Linus Lüssing <linus.luessing(a)c0d3.blue> wrote:
This only happens upon sending a SIGTERM to the network manager
"netifd" (so upon network shutdown). And only if the node is connected
to mesh of reasonable size, so if there is a certain amount of
multicast traffic for the multicast-to-multi-unicast patch to work on.
Does this still trigger when you do
nf_reset(newskb);
after skb_copy()?
One difference is that the broadcast flooding adds a bit of
delay between each transmission. Which the multicast-to-multi-unicast
doesn't.
Are those transmits done asynchronously?
conntrack assumes exclusive access to skb->nfct if the conntrack
entry isn't in main hash table.
(i.e, when nf_ct_is_confirmed returns false).
"In nfqueue, two consecutive skbuffs may race to create the
conntrack
entry. Hence, the one that loses the race gets dropped due to clash in
the insertion into the hashes from the nf_conntrack_confirm() path."

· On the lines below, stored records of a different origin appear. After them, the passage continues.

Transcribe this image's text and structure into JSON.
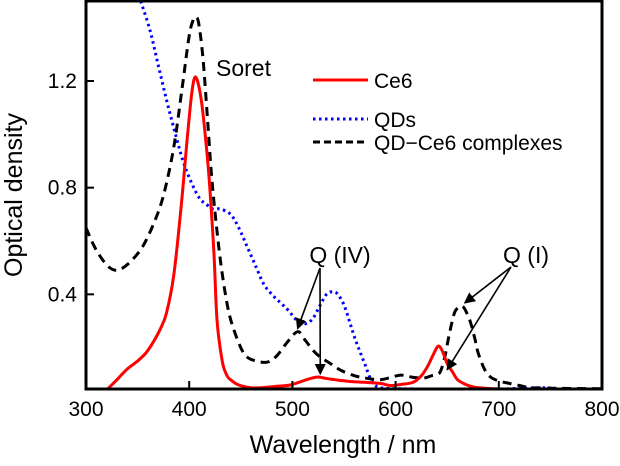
{
  "chart_data": {
    "type": "line",
    "title": "",
    "xlabel": "Wavelength / nm",
    "ylabel": "Optical density",
    "xlim": [
      300,
      800
    ],
    "ylim": [
      0.045,
      1.5
    ],
    "xticks": [
      300,
      400,
      500,
      600,
      700,
      800
    ],
    "xtick_labels": [
      "300",
      "400",
      "500",
      "600",
      "700",
      "800"
    ],
    "yticks": [
      0.4,
      0.8,
      1.2
    ],
    "ytick_labels": [
      "0.4",
      "0.8",
      "1.2"
    ],
    "grid": false,
    "legend_position": "top-right",
    "series": [
      {
        "name": "Ce6",
        "color": "#ff0000",
        "style": "solid",
        "x": [
          321,
          330,
          340,
          350,
          358,
          365,
          372,
          378,
          385,
          392,
          398,
          402,
          405,
          408,
          412,
          416,
          420,
          424,
          427,
          432,
          436,
          440,
          448,
          460,
          470,
          485,
          498,
          510,
          518,
          525,
          532,
          545,
          556,
          570,
          585,
          595,
          605,
          617,
          625,
          631,
          636,
          641,
          645,
          650,
          655,
          660,
          668,
          676,
          690,
          702
        ],
        "y": [
          0.045,
          0.08,
          0.12,
          0.15,
          0.18,
          0.22,
          0.27,
          0.33,
          0.47,
          0.72,
          0.98,
          1.14,
          1.21,
          1.2,
          1.12,
          0.98,
          0.8,
          0.55,
          0.3,
          0.15,
          0.1,
          0.08,
          0.06,
          0.05,
          0.05,
          0.055,
          0.06,
          0.075,
          0.085,
          0.09,
          0.085,
          0.078,
          0.073,
          0.07,
          0.066,
          0.058,
          0.062,
          0.07,
          0.095,
          0.13,
          0.17,
          0.205,
          0.19,
          0.14,
          0.11,
          0.08,
          0.062,
          0.052,
          0.047,
          0.045
        ]
      },
      {
        "name": "QDs",
        "color": "#0000ff",
        "style": "dotted",
        "x": [
          353,
          362,
          370,
          378,
          386,
          394,
          402,
          410,
          416,
          423,
          430,
          440,
          448,
          456,
          464,
          472,
          480,
          488,
          496,
          505,
          513,
          520,
          527,
          533,
          539,
          544,
          550,
          556,
          561,
          566,
          571,
          576,
          580,
          585,
          600,
          650,
          700,
          742,
          760,
          800
        ],
        "y": [
          1.5,
          1.39,
          1.26,
          1.13,
          1.01,
          0.9,
          0.82,
          0.76,
          0.74,
          0.72,
          0.72,
          0.7,
          0.65,
          0.58,
          0.51,
          0.44,
          0.4,
          0.37,
          0.34,
          0.3,
          0.29,
          0.31,
          0.36,
          0.4,
          0.41,
          0.4,
          0.36,
          0.29,
          0.23,
          0.18,
          0.13,
          0.08,
          0.06,
          0.05,
          0.046,
          0.045,
          0.045,
          0.05,
          0.045,
          0.045
        ]
      },
      {
        "name": "QD−Ce6 complexes",
        "color": "#000000",
        "style": "dashed",
        "x": [
          300,
          308,
          316,
          323,
          329,
          336,
          345,
          355,
          365,
          375,
          385,
          393,
          400,
          404,
          406,
          409,
          413,
          417,
          422,
          428,
          433,
          438,
          443,
          450,
          456,
          465,
          476,
          485,
          495,
          505,
          512,
          520,
          527,
          537,
          547,
          560,
          572,
          585,
          595,
          605,
          615,
          627,
          635,
          641,
          644,
          648,
          652,
          657,
          661,
          665,
          669,
          673,
          677,
          680,
          686,
          692,
          700,
          709,
          720,
          731,
          750,
          770,
          800
        ],
        "y": [
          0.65,
          0.58,
          0.53,
          0.5,
          0.49,
          0.5,
          0.53,
          0.58,
          0.66,
          0.77,
          0.95,
          1.17,
          1.37,
          1.43,
          1.44,
          1.42,
          1.3,
          1.1,
          0.83,
          0.6,
          0.45,
          0.34,
          0.27,
          0.2,
          0.165,
          0.15,
          0.146,
          0.17,
          0.22,
          0.26,
          0.23,
          0.19,
          0.165,
          0.14,
          0.115,
          0.095,
          0.085,
          0.08,
          0.088,
          0.097,
          0.09,
          0.086,
          0.095,
          0.1,
          0.116,
          0.17,
          0.25,
          0.33,
          0.35,
          0.355,
          0.33,
          0.29,
          0.23,
          0.18,
          0.12,
          0.09,
          0.075,
          0.067,
          0.058,
          0.05,
          0.048,
          0.047,
          0.046
        ]
      }
    ],
    "annotations": [
      {
        "text": "Soret",
        "x": 435,
        "y": 1.33
      },
      {
        "text": "Q (IV)",
        "x": 538,
        "y": 0.5,
        "arrows_to": [
          [
            505,
            0.26
          ],
          [
            527,
            0.09
          ]
        ]
      },
      {
        "text": "Q (I)",
        "x": 712,
        "y": 0.5,
        "arrows_to": [
          [
            665,
            0.36
          ],
          [
            648,
            0.11
          ]
        ]
      }
    ]
  }
}
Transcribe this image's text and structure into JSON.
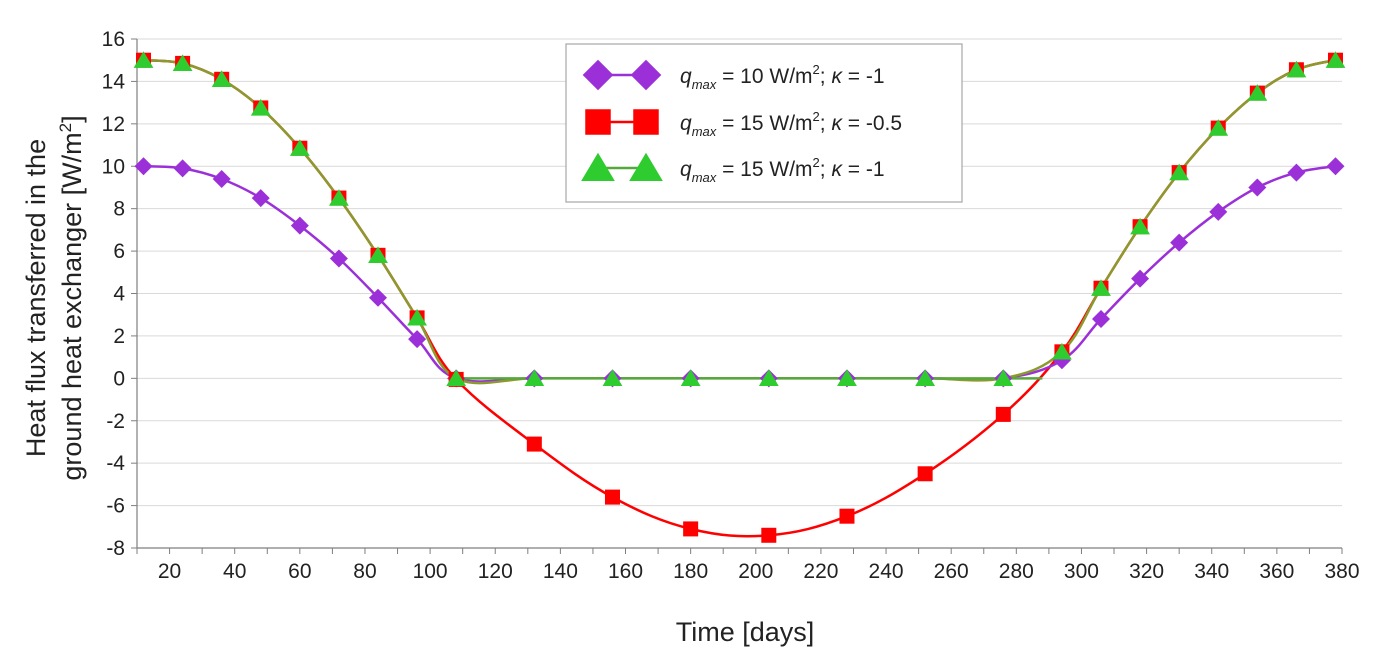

This patch is only part of >= 4.18, so not part of the firmware we use
yet. Could this issue somehow be related?
Possible, but I don't think its likely.
In the nfquee case there is asynchronous processing, but
no skb can share the same conntrack entry unless the entry is already
in the conntrack hash table.
Other than that I was wondering whether we might be missing to
reset something after skb_copy()-ing. We do a "skb->protocol =
htons(ETH_P_BATMAN)" right before the dev_queue_xmit(skb) call in
batman-adv which sends the encapsulated frame into the
mesh. And we do a nf_reset(skb) after decapsulating a frame
received from the mesh. But maybe that is not enough?
I suggest nf_reset() on xmit, if you can be sure that the xmit
won't occur back-to-self (netns case is fine, as skb scrubbing
resets skb nfct anyway) and the skb isn't on a rexmit list somewhere.
(clone is fine, only shared skb would break).